The decision was made at the recent 38th World Heritage Committee meeting, held at Qatar’s National Congress Centre in Doha.
With the addition of Bursa and Pergamon, Turkey now has 13 cultural and mixed locations listed as World Heritage sites under UNESCO’s Convention Concerning the Protection of the World Cultural and Natural Heritage which has been ratified by 191 countries.
Bursa is the Ottoman Empire’s first capital and contains many historical remains from the Empire’s founding years, as well as many industrial and natural attractions.
The 700-year-old village of Cumalikizik is significant in that it has many Ottoman-period buildings that are in a good state of preservation.
Bursa and Cumalikizik are good examples of commercial culture and Ottoman lifestyle whereby rural living continues close to the city.
Izmir’s Bergama (Pergamon) is the second new location to be added as a World Heritage Site.
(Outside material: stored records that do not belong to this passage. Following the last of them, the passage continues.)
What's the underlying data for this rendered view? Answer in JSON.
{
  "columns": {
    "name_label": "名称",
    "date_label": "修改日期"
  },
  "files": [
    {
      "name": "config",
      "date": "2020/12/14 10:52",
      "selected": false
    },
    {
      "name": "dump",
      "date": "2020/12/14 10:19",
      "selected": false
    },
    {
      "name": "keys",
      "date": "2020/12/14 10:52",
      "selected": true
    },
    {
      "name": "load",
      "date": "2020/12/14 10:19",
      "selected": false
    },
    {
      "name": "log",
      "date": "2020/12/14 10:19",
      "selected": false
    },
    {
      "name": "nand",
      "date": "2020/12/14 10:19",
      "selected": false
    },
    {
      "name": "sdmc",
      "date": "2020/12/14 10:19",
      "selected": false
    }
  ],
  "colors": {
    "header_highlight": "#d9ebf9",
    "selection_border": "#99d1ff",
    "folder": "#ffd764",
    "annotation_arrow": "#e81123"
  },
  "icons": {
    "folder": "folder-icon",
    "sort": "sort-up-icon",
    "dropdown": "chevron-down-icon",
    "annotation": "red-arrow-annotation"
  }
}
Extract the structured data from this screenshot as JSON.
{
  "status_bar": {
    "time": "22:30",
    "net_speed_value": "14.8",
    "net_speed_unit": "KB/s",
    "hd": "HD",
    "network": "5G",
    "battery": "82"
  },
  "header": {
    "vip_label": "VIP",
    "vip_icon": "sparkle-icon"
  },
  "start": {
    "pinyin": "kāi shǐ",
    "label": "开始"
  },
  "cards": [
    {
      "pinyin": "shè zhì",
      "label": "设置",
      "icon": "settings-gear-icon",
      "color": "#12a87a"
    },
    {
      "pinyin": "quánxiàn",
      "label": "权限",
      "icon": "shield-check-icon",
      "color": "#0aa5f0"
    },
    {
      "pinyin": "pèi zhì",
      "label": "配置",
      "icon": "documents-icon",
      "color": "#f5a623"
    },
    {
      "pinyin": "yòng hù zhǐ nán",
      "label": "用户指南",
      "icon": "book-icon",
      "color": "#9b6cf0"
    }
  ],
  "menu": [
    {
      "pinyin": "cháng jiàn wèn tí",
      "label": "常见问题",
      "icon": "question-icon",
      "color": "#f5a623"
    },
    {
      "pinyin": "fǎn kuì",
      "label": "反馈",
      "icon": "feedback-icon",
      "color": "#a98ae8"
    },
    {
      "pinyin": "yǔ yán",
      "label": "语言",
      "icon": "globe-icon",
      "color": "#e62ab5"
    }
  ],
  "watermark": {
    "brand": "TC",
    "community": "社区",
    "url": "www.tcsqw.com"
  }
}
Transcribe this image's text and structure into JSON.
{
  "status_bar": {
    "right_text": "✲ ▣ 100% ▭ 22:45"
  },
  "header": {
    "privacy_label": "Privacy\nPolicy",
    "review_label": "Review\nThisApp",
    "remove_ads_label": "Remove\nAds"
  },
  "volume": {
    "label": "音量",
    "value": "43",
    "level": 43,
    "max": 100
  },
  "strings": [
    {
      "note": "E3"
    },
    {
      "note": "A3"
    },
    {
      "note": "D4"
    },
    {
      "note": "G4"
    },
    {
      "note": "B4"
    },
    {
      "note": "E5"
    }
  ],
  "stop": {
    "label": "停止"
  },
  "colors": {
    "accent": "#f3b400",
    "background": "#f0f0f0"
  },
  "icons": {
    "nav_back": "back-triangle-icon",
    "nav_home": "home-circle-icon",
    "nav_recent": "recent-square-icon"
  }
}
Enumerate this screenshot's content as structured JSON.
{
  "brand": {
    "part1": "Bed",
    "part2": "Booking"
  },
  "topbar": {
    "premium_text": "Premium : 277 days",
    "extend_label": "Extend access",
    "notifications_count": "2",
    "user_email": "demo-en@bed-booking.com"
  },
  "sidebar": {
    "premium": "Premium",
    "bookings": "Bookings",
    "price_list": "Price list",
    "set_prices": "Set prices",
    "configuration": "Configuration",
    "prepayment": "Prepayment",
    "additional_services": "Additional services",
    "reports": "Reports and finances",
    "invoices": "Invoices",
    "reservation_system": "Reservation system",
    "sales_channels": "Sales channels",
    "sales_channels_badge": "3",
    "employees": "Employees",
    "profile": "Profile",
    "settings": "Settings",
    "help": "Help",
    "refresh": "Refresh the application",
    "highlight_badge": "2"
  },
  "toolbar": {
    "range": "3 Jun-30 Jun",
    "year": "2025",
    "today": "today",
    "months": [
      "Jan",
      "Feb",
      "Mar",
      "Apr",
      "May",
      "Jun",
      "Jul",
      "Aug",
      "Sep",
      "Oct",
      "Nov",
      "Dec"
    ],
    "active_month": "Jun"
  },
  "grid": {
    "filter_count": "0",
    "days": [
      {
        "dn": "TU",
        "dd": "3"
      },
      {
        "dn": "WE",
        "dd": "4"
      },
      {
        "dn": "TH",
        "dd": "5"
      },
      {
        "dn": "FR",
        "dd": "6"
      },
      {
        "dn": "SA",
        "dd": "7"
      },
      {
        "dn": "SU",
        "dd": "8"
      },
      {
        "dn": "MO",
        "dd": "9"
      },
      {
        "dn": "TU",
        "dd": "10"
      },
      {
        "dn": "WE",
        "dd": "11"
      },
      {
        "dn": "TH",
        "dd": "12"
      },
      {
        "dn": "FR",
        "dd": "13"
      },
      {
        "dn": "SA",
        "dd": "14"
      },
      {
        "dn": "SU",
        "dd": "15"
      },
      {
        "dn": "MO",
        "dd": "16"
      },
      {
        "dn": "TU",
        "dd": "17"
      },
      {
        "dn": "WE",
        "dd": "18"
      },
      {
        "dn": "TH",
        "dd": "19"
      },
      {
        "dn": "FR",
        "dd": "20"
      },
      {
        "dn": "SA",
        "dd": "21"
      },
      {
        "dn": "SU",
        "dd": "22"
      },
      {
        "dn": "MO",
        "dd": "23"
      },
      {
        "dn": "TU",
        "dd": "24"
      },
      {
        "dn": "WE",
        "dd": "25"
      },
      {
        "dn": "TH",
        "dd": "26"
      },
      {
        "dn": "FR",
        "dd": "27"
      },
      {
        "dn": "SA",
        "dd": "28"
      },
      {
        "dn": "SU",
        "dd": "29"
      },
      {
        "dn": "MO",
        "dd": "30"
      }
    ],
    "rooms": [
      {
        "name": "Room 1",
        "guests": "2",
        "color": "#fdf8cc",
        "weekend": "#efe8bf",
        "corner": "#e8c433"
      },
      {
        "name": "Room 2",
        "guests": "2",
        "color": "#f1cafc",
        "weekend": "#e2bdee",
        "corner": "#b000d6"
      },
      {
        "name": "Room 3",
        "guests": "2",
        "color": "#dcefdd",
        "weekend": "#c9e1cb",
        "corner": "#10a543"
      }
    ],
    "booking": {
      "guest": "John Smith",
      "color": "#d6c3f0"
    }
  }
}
Bergama, a gateway to history with its cultural heritage and richness, was known as Pergamon in ancient times and is considered one of the most important centres for culture and arts of the Hellenistic period.
Pergamon was a major centre of learning in the ancient world and home to one of the biggest libraries of the Hellenistic period; thus it has been listed in the category of ‘cultural landscape’.
The city contains layers and remains from the Hellenistic, Roman, East Roman and Ottoman period, while ancient Pergamon consists of nine sites including the acropolis, seven tumuli or burial mounds and the rock-cut Kybele Holy Site.
Turkey is a country of unique historic and cultural wonders; home to a further 52 cultural sites on UNESCO’s Tentative World Heritage List, comprising 49 in the cultural, two in the mixed (cultural/natural) and one in the natural category.